El cero y el infinito da a conocer las confesiones que los viejos bolcheviques se vieron forzados a hacer en los Juicios de Moscú.
Durante las purgas estalinistas, el viejo revolucionario Nicolás Rubachof es encarcelado y sometido a tortura psicológica por el partido al que ha dedicado toda su vida. La presión que el régimen ejerce sobre él terminará por mostrarle la ironía y la vileza de una dictadura que secree instrumento de liberación. Publicada originalmente en 1941, El cero y el infinito es la obra maestra de Arthur Koestler, un retrato estremecedor del totalitarismo y sus mecanismos de destrucción moral.
“Koestler nos legó una obra que por siempre resultará atractiva y estimulante a quienes admiren a los hombres de principios o disfruten sin más de las batallas de ideas.” – Christopher Hitchens
ENGLISH DESCRIPTION
The discovered lost text of Arthur Koestler’s modern masterpiece, Darkness at Noon—the haunting portrait of a revolutionary, imprisoned and tortured under totalitarian rule—is now restored and in a completely new translation.
In print continually since 1941, Darkness at Noon has been translated into over 30 languages and is both a stirring novel and a classic anti-fascist text. What makes its popularity and tenacity even more remarkable is that all existing versions of Darkness at Noon are based on a hastily made English translation of the original German by a novice translator at the outbreak of World War II.

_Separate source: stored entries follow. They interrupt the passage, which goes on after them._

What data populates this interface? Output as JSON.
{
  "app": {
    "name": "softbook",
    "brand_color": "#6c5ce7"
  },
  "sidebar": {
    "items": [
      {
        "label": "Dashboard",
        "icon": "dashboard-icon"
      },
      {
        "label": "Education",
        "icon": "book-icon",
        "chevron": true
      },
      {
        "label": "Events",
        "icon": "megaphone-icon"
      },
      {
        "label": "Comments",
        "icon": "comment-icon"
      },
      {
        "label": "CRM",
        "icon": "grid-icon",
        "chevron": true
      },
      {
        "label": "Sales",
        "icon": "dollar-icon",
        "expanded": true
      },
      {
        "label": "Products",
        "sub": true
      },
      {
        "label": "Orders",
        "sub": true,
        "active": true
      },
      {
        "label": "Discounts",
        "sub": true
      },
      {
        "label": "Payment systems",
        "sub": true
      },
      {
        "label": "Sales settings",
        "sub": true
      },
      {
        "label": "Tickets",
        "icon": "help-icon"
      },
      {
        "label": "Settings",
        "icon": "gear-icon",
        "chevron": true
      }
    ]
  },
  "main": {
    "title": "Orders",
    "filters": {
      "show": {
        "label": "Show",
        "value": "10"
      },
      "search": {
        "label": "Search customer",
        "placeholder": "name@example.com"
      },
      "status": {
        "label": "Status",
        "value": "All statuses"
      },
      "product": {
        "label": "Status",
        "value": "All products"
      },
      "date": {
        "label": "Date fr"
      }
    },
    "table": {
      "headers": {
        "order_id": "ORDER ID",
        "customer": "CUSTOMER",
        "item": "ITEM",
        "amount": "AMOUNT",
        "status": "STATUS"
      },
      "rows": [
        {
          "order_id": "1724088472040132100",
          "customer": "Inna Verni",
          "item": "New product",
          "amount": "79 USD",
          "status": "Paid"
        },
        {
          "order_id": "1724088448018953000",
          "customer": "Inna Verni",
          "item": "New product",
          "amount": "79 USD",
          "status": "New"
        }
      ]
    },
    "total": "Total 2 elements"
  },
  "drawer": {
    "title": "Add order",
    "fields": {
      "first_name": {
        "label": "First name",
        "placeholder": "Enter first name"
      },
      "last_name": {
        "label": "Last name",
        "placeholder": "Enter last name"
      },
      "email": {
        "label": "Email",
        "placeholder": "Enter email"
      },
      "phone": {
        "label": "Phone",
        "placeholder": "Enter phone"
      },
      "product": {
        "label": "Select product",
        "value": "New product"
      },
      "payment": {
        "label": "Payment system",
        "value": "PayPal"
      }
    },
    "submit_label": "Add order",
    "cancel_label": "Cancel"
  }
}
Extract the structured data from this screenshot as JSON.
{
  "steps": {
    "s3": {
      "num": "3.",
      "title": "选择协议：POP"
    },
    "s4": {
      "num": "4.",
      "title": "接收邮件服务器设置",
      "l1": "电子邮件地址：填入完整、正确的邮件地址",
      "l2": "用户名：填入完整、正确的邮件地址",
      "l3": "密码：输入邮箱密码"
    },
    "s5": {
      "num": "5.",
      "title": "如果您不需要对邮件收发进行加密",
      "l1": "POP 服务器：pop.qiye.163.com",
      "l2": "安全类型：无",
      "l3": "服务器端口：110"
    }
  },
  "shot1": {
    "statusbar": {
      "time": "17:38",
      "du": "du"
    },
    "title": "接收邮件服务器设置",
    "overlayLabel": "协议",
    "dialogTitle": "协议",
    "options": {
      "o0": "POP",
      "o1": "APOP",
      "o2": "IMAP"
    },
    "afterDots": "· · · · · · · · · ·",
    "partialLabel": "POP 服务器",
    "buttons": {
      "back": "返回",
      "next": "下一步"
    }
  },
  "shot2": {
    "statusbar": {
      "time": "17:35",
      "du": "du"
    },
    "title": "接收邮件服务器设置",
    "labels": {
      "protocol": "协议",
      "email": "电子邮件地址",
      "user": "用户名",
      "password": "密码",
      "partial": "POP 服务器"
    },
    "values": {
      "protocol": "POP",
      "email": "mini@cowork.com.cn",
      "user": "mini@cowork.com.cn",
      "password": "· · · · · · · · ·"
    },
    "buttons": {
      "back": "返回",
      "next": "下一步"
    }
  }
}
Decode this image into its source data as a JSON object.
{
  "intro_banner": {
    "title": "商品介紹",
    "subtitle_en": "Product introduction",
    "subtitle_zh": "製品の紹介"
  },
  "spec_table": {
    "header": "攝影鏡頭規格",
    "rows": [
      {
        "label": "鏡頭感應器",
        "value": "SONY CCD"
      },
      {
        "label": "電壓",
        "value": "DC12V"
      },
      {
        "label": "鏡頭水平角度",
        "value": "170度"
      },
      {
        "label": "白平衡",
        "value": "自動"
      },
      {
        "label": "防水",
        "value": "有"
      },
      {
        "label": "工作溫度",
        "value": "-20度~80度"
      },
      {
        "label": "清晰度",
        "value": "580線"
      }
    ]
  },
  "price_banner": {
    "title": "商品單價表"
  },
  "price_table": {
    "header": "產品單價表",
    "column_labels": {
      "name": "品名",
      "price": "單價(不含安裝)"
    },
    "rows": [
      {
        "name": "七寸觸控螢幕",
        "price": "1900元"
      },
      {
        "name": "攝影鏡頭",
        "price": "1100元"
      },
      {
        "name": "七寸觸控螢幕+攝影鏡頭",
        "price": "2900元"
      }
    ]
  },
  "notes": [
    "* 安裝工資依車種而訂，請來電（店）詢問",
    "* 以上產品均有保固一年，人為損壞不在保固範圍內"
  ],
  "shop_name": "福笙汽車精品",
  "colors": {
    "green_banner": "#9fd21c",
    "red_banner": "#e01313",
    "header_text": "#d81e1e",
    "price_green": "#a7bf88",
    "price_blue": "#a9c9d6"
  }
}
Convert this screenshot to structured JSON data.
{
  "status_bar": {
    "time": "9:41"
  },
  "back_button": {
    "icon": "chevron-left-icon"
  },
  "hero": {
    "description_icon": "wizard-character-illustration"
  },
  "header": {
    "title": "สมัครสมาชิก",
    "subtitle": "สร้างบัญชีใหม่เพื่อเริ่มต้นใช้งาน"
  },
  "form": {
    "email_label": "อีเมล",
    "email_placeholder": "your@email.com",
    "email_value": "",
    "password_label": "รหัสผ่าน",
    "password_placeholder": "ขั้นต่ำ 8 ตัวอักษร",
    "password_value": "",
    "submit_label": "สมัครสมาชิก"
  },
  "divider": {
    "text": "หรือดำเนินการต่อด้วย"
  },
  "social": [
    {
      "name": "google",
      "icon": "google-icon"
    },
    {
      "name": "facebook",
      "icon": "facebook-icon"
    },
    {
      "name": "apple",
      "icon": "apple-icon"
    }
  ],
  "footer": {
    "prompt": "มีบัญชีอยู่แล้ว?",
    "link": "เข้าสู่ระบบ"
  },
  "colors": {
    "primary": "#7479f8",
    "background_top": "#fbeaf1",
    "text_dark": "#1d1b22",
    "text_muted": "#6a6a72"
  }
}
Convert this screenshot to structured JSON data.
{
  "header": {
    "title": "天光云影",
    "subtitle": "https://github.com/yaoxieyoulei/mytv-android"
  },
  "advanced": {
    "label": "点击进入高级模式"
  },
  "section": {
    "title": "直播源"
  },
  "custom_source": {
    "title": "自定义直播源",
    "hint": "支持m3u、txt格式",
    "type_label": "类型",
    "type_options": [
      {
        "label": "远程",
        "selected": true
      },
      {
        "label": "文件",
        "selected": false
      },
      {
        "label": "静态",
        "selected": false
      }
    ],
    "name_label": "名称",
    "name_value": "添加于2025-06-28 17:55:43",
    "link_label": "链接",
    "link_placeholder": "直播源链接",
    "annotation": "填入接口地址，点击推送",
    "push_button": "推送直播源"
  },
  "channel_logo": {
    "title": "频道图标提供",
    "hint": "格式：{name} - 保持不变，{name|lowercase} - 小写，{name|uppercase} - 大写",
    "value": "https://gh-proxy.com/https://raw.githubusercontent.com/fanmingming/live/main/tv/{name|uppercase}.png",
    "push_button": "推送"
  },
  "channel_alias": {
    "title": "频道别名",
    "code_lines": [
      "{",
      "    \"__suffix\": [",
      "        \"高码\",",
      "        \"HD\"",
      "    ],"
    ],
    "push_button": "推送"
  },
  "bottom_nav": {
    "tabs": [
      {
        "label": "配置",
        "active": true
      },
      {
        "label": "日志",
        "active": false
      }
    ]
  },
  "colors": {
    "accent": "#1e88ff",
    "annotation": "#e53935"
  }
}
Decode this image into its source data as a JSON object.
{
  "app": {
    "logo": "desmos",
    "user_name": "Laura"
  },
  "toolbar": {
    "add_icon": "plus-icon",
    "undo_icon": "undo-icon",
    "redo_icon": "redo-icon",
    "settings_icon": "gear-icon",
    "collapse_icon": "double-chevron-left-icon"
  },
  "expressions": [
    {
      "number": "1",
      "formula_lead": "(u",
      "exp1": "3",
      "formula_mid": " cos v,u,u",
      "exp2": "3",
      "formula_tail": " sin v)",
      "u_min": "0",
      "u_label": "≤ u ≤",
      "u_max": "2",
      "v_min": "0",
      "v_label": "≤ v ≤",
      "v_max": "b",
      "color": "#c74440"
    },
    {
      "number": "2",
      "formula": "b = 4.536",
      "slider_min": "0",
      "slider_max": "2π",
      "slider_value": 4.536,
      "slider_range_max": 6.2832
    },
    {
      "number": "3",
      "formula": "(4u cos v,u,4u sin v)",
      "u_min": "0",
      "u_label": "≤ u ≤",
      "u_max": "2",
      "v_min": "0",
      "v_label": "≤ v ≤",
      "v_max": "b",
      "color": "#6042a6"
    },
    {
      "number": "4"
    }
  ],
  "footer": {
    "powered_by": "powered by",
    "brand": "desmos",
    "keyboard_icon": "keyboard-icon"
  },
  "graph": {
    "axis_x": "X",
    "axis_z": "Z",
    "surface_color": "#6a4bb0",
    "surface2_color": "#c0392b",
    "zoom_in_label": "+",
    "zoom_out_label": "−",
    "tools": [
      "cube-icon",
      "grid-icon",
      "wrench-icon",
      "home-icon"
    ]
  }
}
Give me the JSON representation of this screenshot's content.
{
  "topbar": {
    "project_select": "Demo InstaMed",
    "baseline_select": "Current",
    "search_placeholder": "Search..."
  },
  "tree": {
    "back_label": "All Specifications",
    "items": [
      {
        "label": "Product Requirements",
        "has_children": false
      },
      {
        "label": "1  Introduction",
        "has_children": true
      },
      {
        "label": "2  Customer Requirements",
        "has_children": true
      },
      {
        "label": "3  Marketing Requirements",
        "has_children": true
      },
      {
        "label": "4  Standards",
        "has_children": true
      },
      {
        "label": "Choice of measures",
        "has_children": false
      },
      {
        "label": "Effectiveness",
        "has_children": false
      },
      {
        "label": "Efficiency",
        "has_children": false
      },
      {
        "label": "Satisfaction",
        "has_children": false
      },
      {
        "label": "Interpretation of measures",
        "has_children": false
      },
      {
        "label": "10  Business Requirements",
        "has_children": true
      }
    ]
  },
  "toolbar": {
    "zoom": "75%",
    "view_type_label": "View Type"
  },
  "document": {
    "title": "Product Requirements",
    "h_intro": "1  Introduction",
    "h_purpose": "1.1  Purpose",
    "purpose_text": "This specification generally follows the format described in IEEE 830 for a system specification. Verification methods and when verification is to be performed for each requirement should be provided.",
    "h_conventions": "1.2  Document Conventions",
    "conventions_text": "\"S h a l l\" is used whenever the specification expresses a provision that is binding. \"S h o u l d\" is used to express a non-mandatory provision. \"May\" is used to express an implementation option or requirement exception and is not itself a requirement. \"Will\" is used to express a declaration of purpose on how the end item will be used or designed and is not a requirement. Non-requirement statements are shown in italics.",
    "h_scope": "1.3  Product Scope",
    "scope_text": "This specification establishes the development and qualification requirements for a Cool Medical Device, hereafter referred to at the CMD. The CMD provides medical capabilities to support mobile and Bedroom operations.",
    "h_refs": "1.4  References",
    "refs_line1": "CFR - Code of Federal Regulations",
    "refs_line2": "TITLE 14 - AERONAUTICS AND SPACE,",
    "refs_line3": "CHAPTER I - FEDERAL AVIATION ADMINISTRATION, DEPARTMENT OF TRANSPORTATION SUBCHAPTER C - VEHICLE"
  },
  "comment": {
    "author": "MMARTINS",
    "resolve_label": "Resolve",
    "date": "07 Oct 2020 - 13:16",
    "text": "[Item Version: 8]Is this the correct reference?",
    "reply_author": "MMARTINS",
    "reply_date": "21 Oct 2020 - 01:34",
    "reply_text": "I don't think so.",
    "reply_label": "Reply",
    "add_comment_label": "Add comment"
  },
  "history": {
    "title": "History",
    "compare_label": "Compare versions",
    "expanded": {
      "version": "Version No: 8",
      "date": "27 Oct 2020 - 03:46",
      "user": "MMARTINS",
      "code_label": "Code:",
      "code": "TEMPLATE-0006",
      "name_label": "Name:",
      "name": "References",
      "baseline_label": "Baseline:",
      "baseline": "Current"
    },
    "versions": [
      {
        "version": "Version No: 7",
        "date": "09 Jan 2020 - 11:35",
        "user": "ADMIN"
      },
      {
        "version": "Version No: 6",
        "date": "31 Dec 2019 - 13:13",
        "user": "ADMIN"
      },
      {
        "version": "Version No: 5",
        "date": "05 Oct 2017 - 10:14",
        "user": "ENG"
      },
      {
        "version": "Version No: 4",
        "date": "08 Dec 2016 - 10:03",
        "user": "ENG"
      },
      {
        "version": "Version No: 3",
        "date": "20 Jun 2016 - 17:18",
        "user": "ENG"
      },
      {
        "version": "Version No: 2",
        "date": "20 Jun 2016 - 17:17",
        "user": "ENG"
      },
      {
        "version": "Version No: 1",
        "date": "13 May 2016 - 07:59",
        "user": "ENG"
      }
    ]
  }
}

Set in the 1930s at the height of the purge and show trials of a Stalinist Moscow, Darkness at Noon is a haunting portrait of an aging revolutionary, Nicholas Rubashov, who is imprisoned, tortured, and forced through a series of hearings by the Party to which he has dedicated his life. As the pressure to confess preposterous crimes increases, he re-lives a career that embodies the terrible ironies and betrayals of a merciless totalitarian movement masking itself as an instrument of deliverance.
Koestler’s portrayal of Stalin-era totalitarianism and fascism is as chilling and resonant today as it was in the 1940s and during the Cold War. Rubashov’s plight explores the meaning and value of moral choices, the attractions and dangers of idealism, and the corrosiveness of political corruption.
Like The Trial, 1984, and Animal Farm, this is a book you should read as a citizen of the world, wherever you are and wherever you come from.